Konflik Palestina Vs Israel

Pemblokiran Pengiriman Makanan dan Bantuan oleh Israel Memperburuk Kondisi di Gaza

Pemblokiran barang-barang yang masuk ke Gaza oleh Israel telah mulai berdampak buruk pada daerah kantong Palestina itu, dengan toko roti tutup

Editor: Muhammad Barir
tangkap layar/Hussam al-Masri/Reuters
BLOKIR BANTUAN - Truk pengangkut bantuan melewati Rafah di Jalur Gaza selatan. Pada Minggu (2/3/2025), Israel menyatakan memblokir semua bantuan masuk ke Gaza untuk menekan Hamas menyetujui usulan gencatan senjata sementara yang diajukan Amerika Serikat. 

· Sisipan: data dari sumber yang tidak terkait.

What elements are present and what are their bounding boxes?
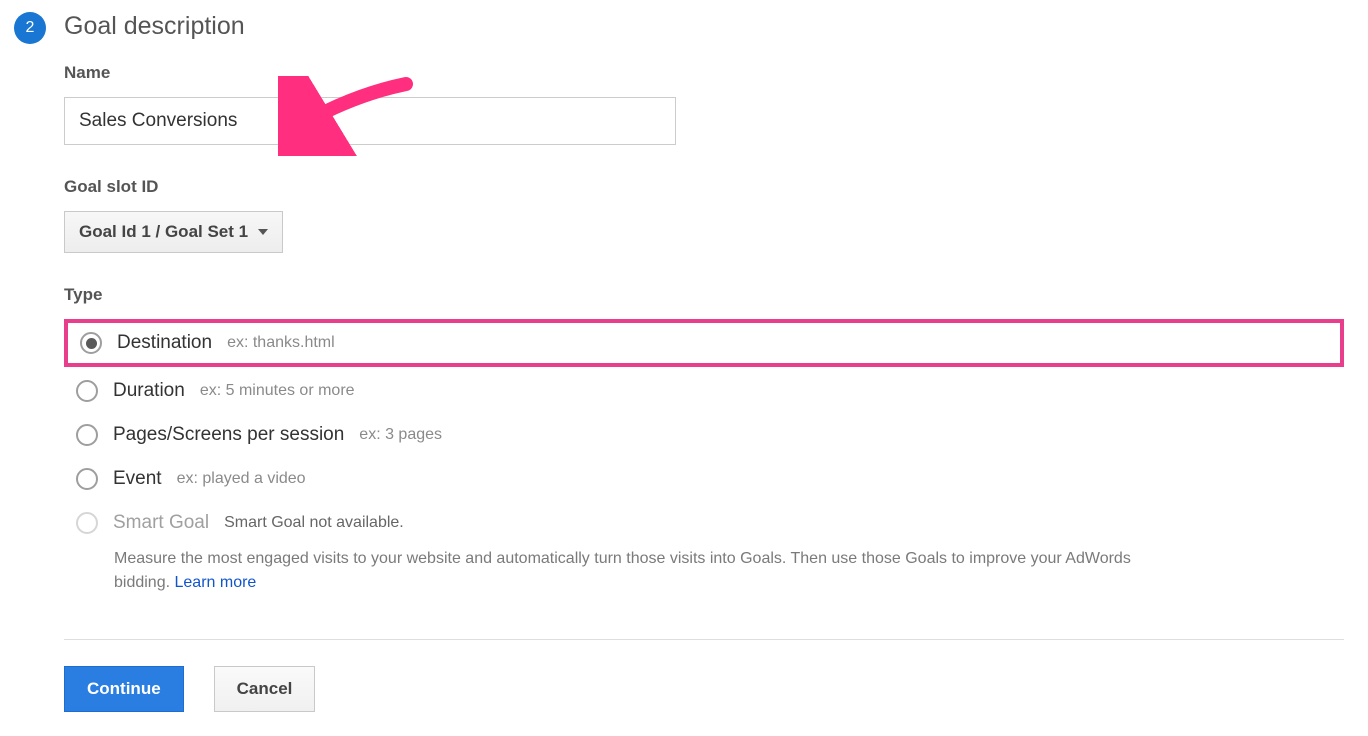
learn-more-link[interactable]: Learn more: [175, 574, 257, 591]
radio-hint: ex: played a video: [177, 470, 306, 488]
radio-option-event[interactable]: Event ex: played a video: [64, 459, 1344, 499]
radio-option-destination[interactable]: Destination ex: thanks.html: [64, 319, 1344, 367]
smart-goal-description: Measure the most engaged visits to your …: [114, 547, 1174, 595]
name-input[interactable]: [64, 97, 676, 145]
name-label: Name: [64, 63, 1344, 83]
step-badge: 2: [14, 12, 46, 44]
radio-icon: [76, 512, 98, 534]
goal-slot-label: Goal slot ID: [64, 177, 1344, 197]
radio-icon: [76, 380, 98, 402]
radio-hint: Smart Goal not available.: [224, 514, 404, 532]
radio-label: Duration: [113, 380, 185, 402]
radio-icon: [80, 332, 102, 354]
radio-option-duration[interactable]: Duration ex: 5 minutes or more: [64, 371, 1344, 411]
radio-option-smart-goal: Smart Goal Smart Goal not available.: [64, 503, 1344, 543]
chevron-down-icon: [258, 229, 268, 235]
continue-button[interactable]: Continue: [64, 666, 184, 712]
type-label: Type: [64, 285, 1344, 305]
step-number: 2: [26, 19, 35, 37]
cancel-button[interactable]: Cancel: [214, 666, 316, 712]
radio-label: Event: [113, 468, 162, 490]
radio-label: Destination: [117, 332, 212, 354]
goal-slot-dropdown[interactable]: Goal Id 1 / Goal Set 1: [64, 211, 283, 253]
radio-icon: [76, 468, 98, 490]
goal-slot-selected: Goal Id 1 / Goal Set 1: [79, 222, 248, 242]
section-title: Goal description: [64, 12, 1344, 41]
radio-hint: ex: 3 pages: [359, 426, 442, 444]
divider: [64, 639, 1344, 640]
smart-goal-desc-text: Measure the most engaged visits to your …: [114, 550, 1131, 591]
radio-hint: ex: thanks.html: [227, 334, 335, 352]
radio-icon: [76, 424, 98, 446]
radio-label: Smart Goal: [113, 512, 209, 534]
radio-option-pages-screens[interactable]: Pages/Screens per session ex: 3 pages: [64, 415, 1344, 455]
radio-hint: ex: 5 minutes or more: [200, 382, 355, 400]
radio-label: Pages/Screens per session: [113, 424, 344, 446]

Tindakan tersebut tidak akan berdampak langsung, karena Israel telah memutus pasokan listrik ke Gaza pada awal genosida. 

Namun, hal itu akan memengaruhi pabrik pengolahan air limbah yang saat ini dialiri listrik, menurut perusahaan tersebut.

Otoritas Air Palestina mengatakan bahwa keputusan tersebut menghentikan operasi di pabrik desalinasi air yang menghasilkan 18.000 meter kubik air per hari untuk penduduk di wilayah tengah dan selatan Jalur Gaza.

Mohammad Thabet, juru bicara pembangkit listrik Gaza, mengatakan kepada Reuters bahwa keputusan tersebut akan membuat warga di wilayah tersebut tidak memperoleh air bersih dan sehat, sehingga mereka menghadapi risiko lingkungan dan kesehatan.

“Keputusan ini sangat buruk, pemerintah daerah sekarang akan dipaksa untuk membuang air limbah ke laut, yang dapat mengakibatkan risiko lingkungan dan kesehatan yang melampaui batas wilayah Gaza,” kata Thabet.

Ia menambahkan bahwa tidak ada cukup bahan bakar untuk mengoperasikan generator siaga di pabrik desalinasi dan pembuangan limbah, dan mencatat bahwa generator yang ada sudah ketinggalan zaman dan hampir tidak berfungsi.

Pertempuran di Gaza telah dihentikan sejak 19 Januari berdasarkan perjanjian gencatan senjata, dan Hamas telah menukar 33 sandera Israel dan lima warga Thailand dengan sekitar 2.000 tahanan dan tahanan Palestina. 

Namun, tahap pertama perjanjian tersebut telah berakhir dan Hamas dan Israel masih jauh berbeda pendapat dalam isu-isu yang lebih luas termasuk tata kelola Gaza pascaperang dan masa depan Hamas sendiri. 

Perdana Menteri Israel Benjamin Netanyahu menolak untuk mengirim negosiatornya ke Qatar untuk membahas tahap kedua, dan bersikeras agar tahap pertama diperpanjang dalam upaya untuk mendapatkan kembali semua sandera tanpa harus menarik pasukan pendudukan dari Gaza dan mengakhiri perang.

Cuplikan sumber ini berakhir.